Rotating Stockpiles Based on Expiration Dates
Stockpiling food over time is also a good idea for food safety and freshness. By buying products over a varying time period, you will get different expiration dates. When you buy new food, rotate your stock like grocery stores do–always put the new food in the back, so the oldest food is in front. That way, you don’t run the risk of having a forgotten item expire in a back corner of your store room. Keep an eye on the expiration dates–it’s no good to stockpile expired food, so you’ll want to use items from the front of your stockpile periodically.
Another consideration for learning how to stockpile food is your storage space. Ideally, a cool, dark area such as a basement will help preserve the food, and it also protects the items in case of a natural disaster such as a tornado. However, you will want to make sure it is also a dry basement, as seepage can cause cans to rust, which will make the food unsafe.
If you live in a warm climate, avoid storing items in your garage, unless it is climate controlled. For packaged dry goods such as flour, cereal, or sugar, store them in a plastic crate that will prevent bug infestation. I’ve opened up more than one box of cereal or crackers to find ants or mice have made their way into our stockpile.
Canning and Preserves
Other food stockpiling tips include canning and preserving your own food, as well as growing your own produce for canning. Growing and canning your own food for stockpiling is considerably less expensive than buying canned goods. You can also control the sugar, sodium, and preservatives by canning your own food. If you have a pressure cooker, you can also preserve meats. Be sure to read your pressure cooker’s instructions carefully to ensure proper food safety.

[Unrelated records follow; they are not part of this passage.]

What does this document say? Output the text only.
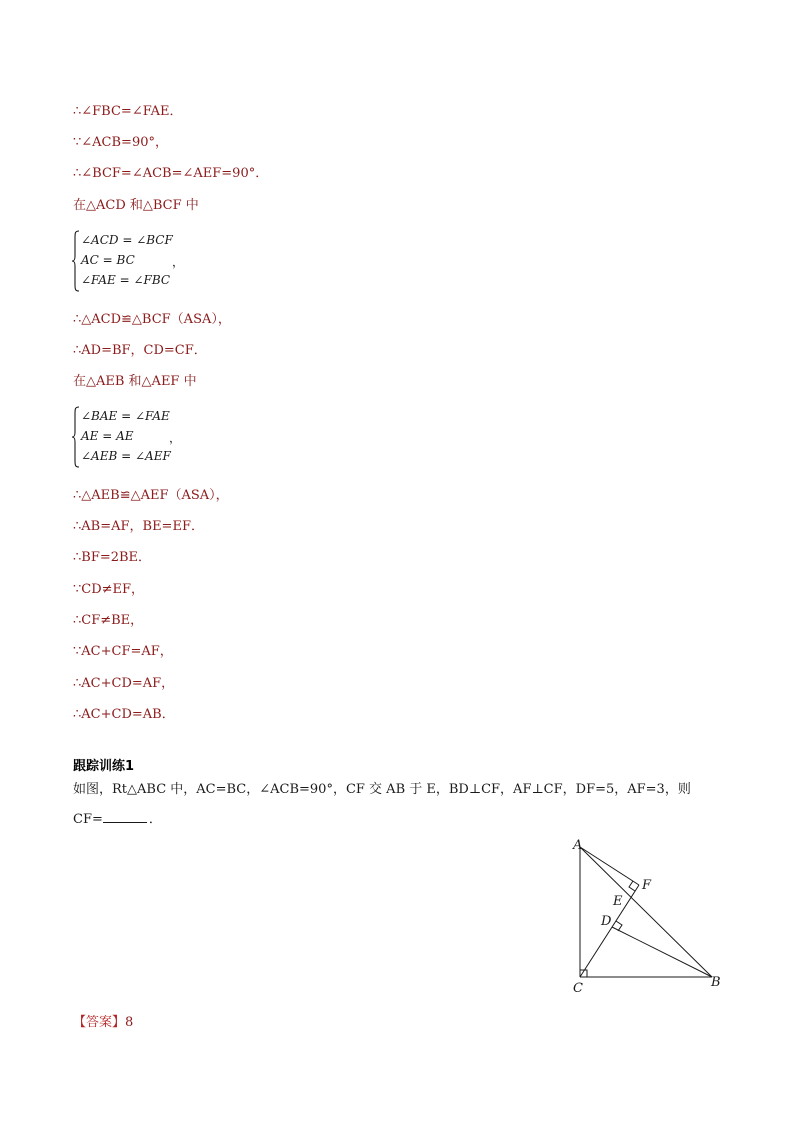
∴∠FBC=∠FAE．
∵∠ACB=90°，
∴∠BCF=∠ACB=∠AEF=90°．
在△ACD 和△BCF 中
∠ACD = ∠BCF
AC = BC
∠FAE = ∠FBC
，
∴△ACD≌△BCF（ASA），
∴AD=BF，CD=CF．
在△AEB 和△AEF 中
∠BAE = ∠FAE
AE = AE
∠AEB = ∠AEF
，
∴△AEB≌△AEF（ASA），
∴AB=AF，BE=EF．
∴BF=2BE．
∵CD≠EF，
∴CF≠BE，
∵AC+CF=AF，
∴AC+CD=AF，
∴AC+CD=AB．
跟踪训练1
如图，Rt△ABC 中，AC=BC，∠ACB=90°，CF 交 AB 于 E，BD⊥CF，AF⊥CF，DF=5，AF=3，则
CF=	．
A
F
E
D
C	B
【答案】8
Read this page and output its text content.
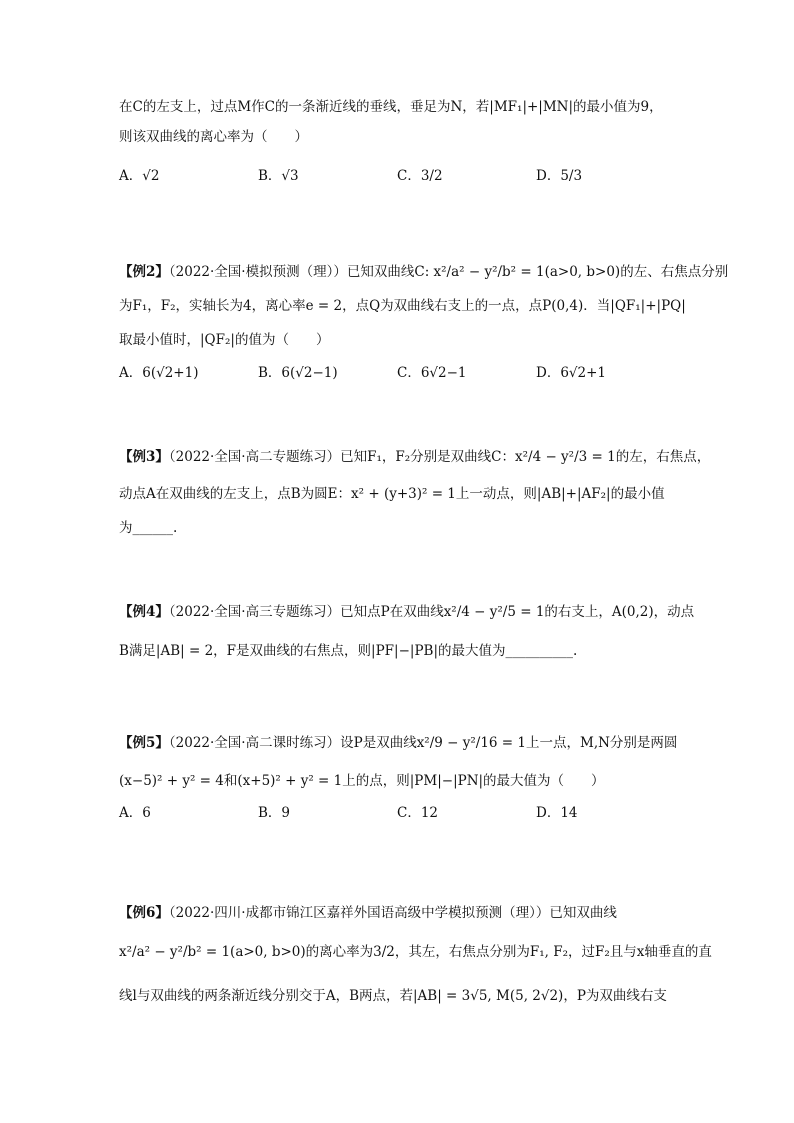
在C的左支上，过点M作C的一条渐近线的垂线，垂足为N，若|MF₁|+|MN|的最小值为9，
则该双曲线的离心率为（　　）
A．√2	B．√3	C．3/2	D．5/3
【例2】（2022·全国·模拟预测（理））已知双曲线C: x²/a² − y²/b² = 1(a>0, b>0)的左、右焦点分别
为F₁，F₂，实轴长为4，离心率e = 2，点Q为双曲线右支上的一点，点P(0,4)．当|QF₁|+|PQ|
取最小值时，|QF₂|的值为（　　）
A．6(√2+1)	B．6(√2−1)	C．6√2−1	D．6√2+1
【例3】（2022·全国·高二专题练习）已知F₁，F₂分别是双曲线C：x²/4 − y²/3 = 1的左，右焦点，
动点A在双曲线的左支上，点B为圆E：x² + (y+3)² = 1上一动点，则|AB|+|AF₂|的最小值
为______.
【例4】（2022·全国·高三专题练习）已知点P在双曲线x²/4 − y²/5 = 1的右支上，A(0,2)，动点
B满足|AB| = 2，F是双曲线的右焦点，则|PF|−|PB|的最大值为__________.
【例5】（2022·全国·高二课时练习）设P是双曲线x²/9 − y²/16 = 1上一点，M,N分别是两圆
(x−5)² + y² = 4和(x+5)² + y² = 1上的点，则|PM|−|PN|的最大值为（　　）
A．6	B．9	C．12	D．14
【例6】（2022·四川·成都市锦江区嘉祥外国语高级中学模拟预测（理））已知双曲线
x²/a² − y²/b² = 1(a>0, b>0)的离心率为3/2，其左，右焦点分别为F₁, F₂，过F₂且与x轴垂直的直
线l与双曲线的两条渐近线分别交于A，B两点，若|AB| = 3√5, M(5, 2√2)，P为双曲线右支
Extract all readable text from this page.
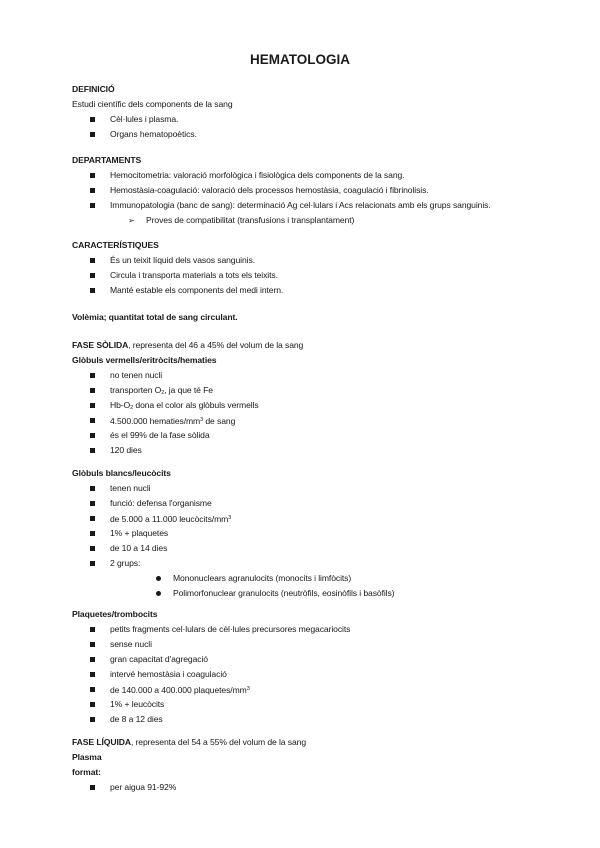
HEMATOLOGIA
DEFINICIÓ
Estudi científic dels components de la sang
Cèl·lules i plasma.
Organs hematopoètics.
DEPARTAMENTS
Hemocitometria: valoració morfològica i fisiològica dels components de la sang.
Hemostàsia-coagulació: valoració dels processos hemostàsia, coagulació i fibrinolisis.
Immunopatologia (banc de sang): determinació Ag cel·lulars i Acs relacionats amb els grups sanguinis.
➢ Proves de compatibilitat (transfusions i transplantament)
CARACTERÍSTIQUES
És un teixit líquid dels vasos sanguinis.
Circula i transporta materials a tots els teixits.
Manté estable els components del medi intern.
Volèmia; quantitat total de sang circulant.
FASE SÒLIDA, representa del 46 a 45% del volum de la sang
Glòbuls vermells/eritròcits/hematies
no tenen nucli
transporten $O_2$, ja que té Fe
$Hb-O_2$ dona el color als glòbuls vermells
4.500.000 hematies/$mm^3$ de sang
és el 99% de la fase sòlida
120 dies
Glòbuls blancs/leucòcits
tenen nucli
funció: defensa l'organisme
de 5.000 a 11.000 leucòcits/$mm^3$
1% + plaquetes
de 10 a 14 dies
2 grups:
Mononuclears agranulocits (monocits i limfòcits)
Polimorfonuclear granulocits (neutròfils, eosinòfils i basòfils)
Plaquetes/trombocits
petits fragments cel·lulars de cèl·lules precursores megacariocits
sense nucli
gran capacitat d'agregació
intervé hemostàsia i coagulació
de 140.000 a 400.000 plaquetes/$mm^3$
1% + leucòcits
de 8 a 12 dies
FASE LÍQUIDA, representa del 54 a 55% del volum de la sang
Plasma
format:
per aigua 91-92%
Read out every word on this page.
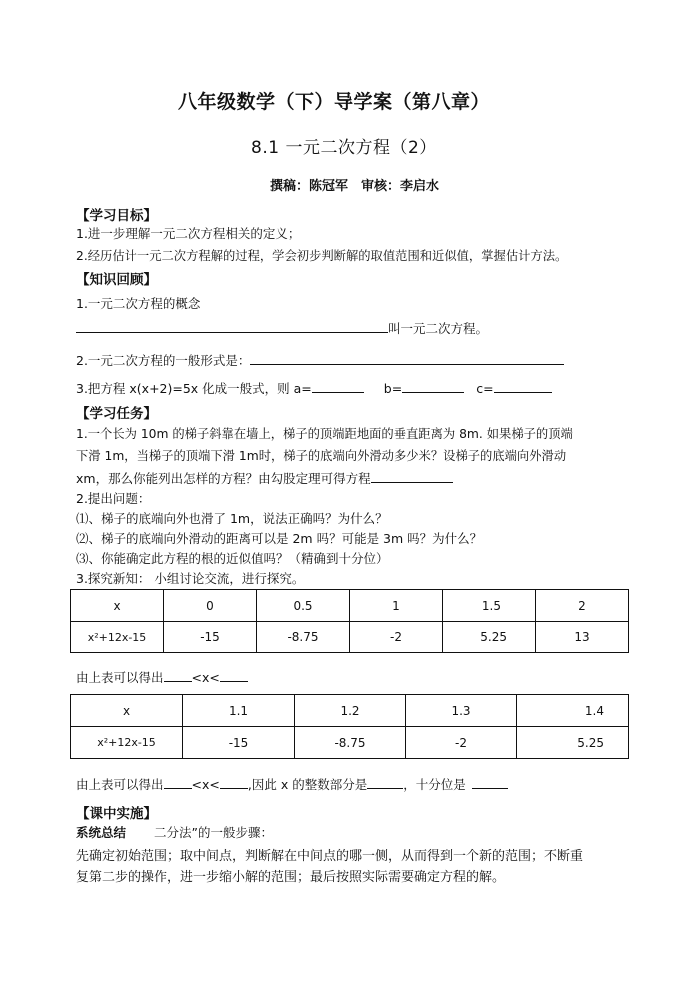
八年级数学（下）导学案（第八章）
8.1 一元二次方程（2）
撰稿：陈冠军　审核：李启水
【学习目标】
1.进一步理解一元二次方程相关的定义；
2.经历估计一元二次方程解的过程，学会初步判断解的取值范围和近似值，掌握估计方法。
【知识回顾】
1.一元二次方程的概念
叫一元二次方程。
2.一元二次方程的一般形式是：
3.把方程 x(x+2)=5x 化成一般式，则 a=	b=	c=
【学习任务】
1.一个长为 10m 的梯子斜靠在墙上，梯子的顶端距地面的垂直距离为 8m. 如果梯子的顶端
下滑 1m，当梯子的顶端下滑 1m时，梯子的底端向外滑动多少米？设梯子的底端向外滑动
xm，那么你能列出怎样的方程？由勾股定理可得方程
2.提出问题：
⑴、梯子的底端向外也滑了 1m，说法正确吗？为什么？
⑵、梯子的底端向外滑动的距离可以是 2m 吗？可能是 3m 吗？为什么？
⑶、你能确定此方程的根的近似值吗？（精确到十分位）
3.探究新知： 小组讨论交流，进行探究。
x	0	0.5	1	1.5	2
x²+12x-15	-15	-8.75	-2	5.25	13
由上表可以得出 <x<
x	1.1	1.2	1.3	1.4
x²+12x-15	-15	-8.75	-2	5.25
由上表可以得出 <x< ,因此 x 的整数部分是	，十分位是
【课中实施】
系统总结 二分法”的一般步骤：
先确定初始范围；取中间点，判断解在中间点的哪一侧，从而得到一个新的范围；不断重
复第二步的操作，进一步缩小解的范围；最后按照实际需要确定方程的解。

When it comes to deciding what to stockpile, consider your family’s tastes, length of expiration dates, and nutrition. The more variety you can store, the better. Good items to stockpile include:
- Canned fruits and vegetables
- Dry goods such as granola and cereal
- Peanut butter
- Baby food and formula ( if appropriate)
- Powdered milk and potatoes
- Canned soup (look for low sodium varieties)
- Tuna (excellent protein source)
- Bottled water (cheaper by the gallon)
- White rice (lasts longer than brown rice)
- Freeze dried foods (lightweight and last for years – look for these at your local sporting goods store or at a military surplus store.
For natural disasters, you should also store a cooking source and fuel, such as a propane camp stove. Don’t forget a manual can opener as well. If there are any special health considerations in your family, such as medications, try to create a stockpile of medications as well. A good multivitamin may not be a bad idea to toss in your stockpile as you will probably not be receiving adequate nourishment in a survival scenario.